With that, Pi’s father proceeds to teach him a most painful lesson, ordering a zoo worker to fetch a young goat – cute as can be – and chain it to the bars inside the tiger’s cage Never anything other than a wild, carnivorous beast, Richard Parker jumps on the goat, tears it to pieces, and eats it right in front of Pi’s crying eyes.
“That tiger is not your friend.”
My initial reaction to this scene was that Pi’s father is acting in an unnecessarily cruel manner. After all, his son is only 12 years old; why subject him to such brutal reality at his tender age?
However, as the narrative unfolded, I came to see that Pi’s father was being “cruel, only to be kind” – to borrow a phrase that entered the English language about 400 years ago when Hamlet tried to explain himself to his mother, Gertrude.
“Life of Pi,” in both its written and cinematic forms, works on many levels as it grapples with an abundance of interconnected themes. It seems to me that one of the most significant of these themes is the role of parenting.
Throughout most of the story, Pi is a 16-year-old, orphaned as a result of a catastrophic shipwreck that leaves him stuck in the Pacific for 227 days on a small lifeboat along with Richard Parker. During this time, his mother and father seem to remain with him as living presences.
Pi’s mother’s undying love inspires him to “keep on keepin’ on” against all odds, and his father’s cruel-to-be-kind lesson has stayed with him, giving him the wisdom and the know-how to keep the tiger at bay.
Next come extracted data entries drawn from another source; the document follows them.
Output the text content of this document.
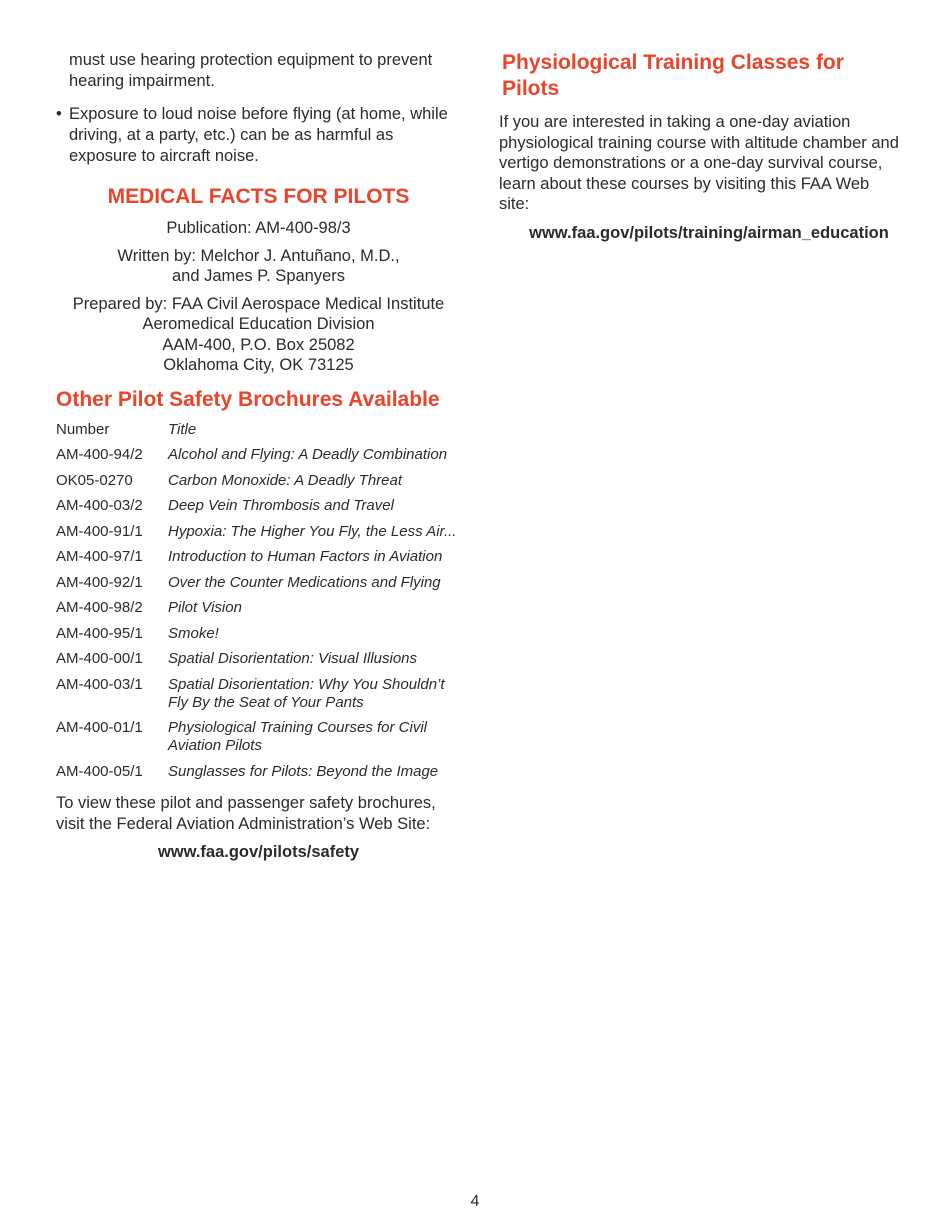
must use hearing protection equipment to prevent hearing impairment.

• Exposure to loud noise before flying (at home, while driving, at a party, etc.) can be as harmful as exposure to aircraft noise.
MEDICAL FACTS FOR PILOTS

Publication: AM-400-98/3

Written by: Melchor J. Antuñano, M.D.,
and James P. Spanyers

Prepared by: FAA Civil Aerospace Medical Institute
Aeromedical Education Division
AAM-400, P.O. Box 25082
Oklahoma City, OK 73125

Other Pilot Safety Brochures Available
Number	Title
AM-400-94/2	Alcohol and Flying: A Deadly Combination
OK05-0270	Carbon Monoxide: A Deadly Threat
AM-400-03/2	Deep Vein Thrombosis and Travel
AM-400-91/1	Hypoxia: The Higher You Fly, the Less Air...
AM-400-97/1	Introduction to Human Factors in Aviation
AM-400-92/1	Over the Counter Medications and Flying
AM-400-98/2	Pilot Vision
AM-400-95/1	Smoke!
AM-400-00/1	Spatial Disorientation: Visual Illusions
AM-400-03/1	Spatial Disorientation: Why You Shouldn’t Fly By the Seat of Your Pants
AM-400-01/1	Physiological Training Courses for Civil Aviation Pilots
AM-400-05/1	Sunglasses for Pilots: Beyond the Image

To view these pilot and passenger safety brochures, visit the Federal Aviation Administration’s Web Site:

www.faa.gov/pilots/safety

Physiological Training Classes for Pilots

If you are interested in taking a one-day aviation physiological training course with altitude chamber and vertigo demonstrations or a one-day survival course, learn about these courses by visiting this FAA Web site:

www.faa.gov/pilots/training/airman_education

4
The question of when to be “cruel, only to be kind” challenges our parenting instincts. Sometimes our “cruelty” is a mere pinprick, but there are times when we parents must risk being as cruel to our children as Pi’s father was to his son when he ordered the goat chained to the bars in the tiger’s cage. It is then that we walk on the razor’s edge – uncertain as to whether a kinder future will outweigh the pain and trauma of the here and now.
Do we tell our daughter that she lacks the skills and temperament to pursue the career of her dreams? Do we suggest to our son that the woman he thinks he loves is profoundly flawed? Do we dare to remain silent? Do we dare to speak? And what if we are wrong? What if our well-intentioned cruelty is unredeemed by a compensating kindness?
Four years elapsed before Pi’s father’s cruelty turned out to be kind. When we parents choose to be cruel to our children in order to be kind, we are gambling with our future and the future of our children. But sometimes it is a gamble we are duty-bound to take.